6月28日(火)
ブラジル日本商工会議所(田中信会頭)は十七日、サンパウロ市内クラウン・プラザ・ホテルで定例懇親昼食会を開いた。新しく入会した会員の紹介の後、先月訪日したルーラ大統領に随行した田中会頭が、「第十一回日伯経済合同会議報告」をスピーチ、参加した約九十人が耳を傾けた。
冒頭で「第十一回日伯経済合同会議に出席すること、日本の出版社で編纂した『現代ブラジル事典』をルーラ大統領に贈呈することの二つが訪日の主な目的だった」と述べた。
同会議の成果として、「両国の多様化と投資拡大の実施時期を明確にしたこと」を指摘、具体的かつ効果的手段の検討もなされたことを挙げ、「両国政府に対し、EPA(経済連携協定)締結のため、産学官共同研究会の速やかな設置を要望したこと」を評価。
なお、ブラジル側が農産物輸出の障害となっている日本の衛生、検疫制度の規制緩和への方策を指摘したことを説明した。
それに対し、日本側はブラジルへの投資拡大の障害に関する調査結果を提示、「そのなかで複雑な税制、雇用、治安、ビザや通関手続きなどの問題」を指摘したという。
加えて、「障害克服を目的とした議論をブラジル工業連盟(CNI)と行うため、ミッションを派遣する考えを日本側は示した」と貿易における両国関係に進展があったことを報告した。
会議の場でブラジル側は、エタノールの輸入を強く要請。日本側はバイオ・エタノールから製造したETBEのガソリンとの混合の可能性について、政府が検討を開始したことを述べ、勉強会を立ち上げることに合意したことなど同会議の概要を述べた。
これらの会議は午前中に終了し、午後から開催されたブラジル投資セミナーには、パロッシ大蔵大臣、メイレーレス中央銀行総裁から、マクロ経済金融政策の方針と最近の経済情勢、続いて、ヂルマ鉱山エネルギー大臣、ロドリゲス農林大臣、フルラン商工開発大臣から、各部門について説明があったことを報告。
田中会頭は、「真面目な政策運営と、停滞している両国貿易の活性化、及び日本の投資誘引については、従来にない強い意欲が感じられた」と全体的な印象を振り返った。
なお、今回のルーラ訪日を機に東京に開設された観光事務所の除幕式が大統領の手で行われたことも報告、「ブラジル観光事務所でなく、メルコスル観光事務所と名付けられたことが注目すべき点では」と話した。

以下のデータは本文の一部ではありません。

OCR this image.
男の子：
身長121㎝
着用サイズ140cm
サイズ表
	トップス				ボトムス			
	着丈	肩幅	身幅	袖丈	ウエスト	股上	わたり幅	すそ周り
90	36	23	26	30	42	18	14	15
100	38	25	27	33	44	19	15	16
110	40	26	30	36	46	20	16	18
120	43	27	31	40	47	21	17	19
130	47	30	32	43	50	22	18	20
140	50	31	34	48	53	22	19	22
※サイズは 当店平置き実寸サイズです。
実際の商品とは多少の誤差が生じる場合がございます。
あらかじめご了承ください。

セミナーの終わりに、大統領は、一時間にわたってスピーチ。田中会頭は、「日伯の歴史的に親密な関係を強調、貿易、投資などこれからの密接な経済関係の必要性を訴える大統領の熱いスピーチは、約五百人の聴衆に深い感銘を与えていた」と会場の雰囲気を伝えた。
なお、今月発売予定の「現代ブラジル事典」の第一号を大統領に贈呈したことを報告、「勉強家といわれる大統領は、日本語が読めないにも関わらず、何回もページをめくっていた」とのエピドードは出席者の笑いを誘い、会場は和やかな雰囲気に包まれていた。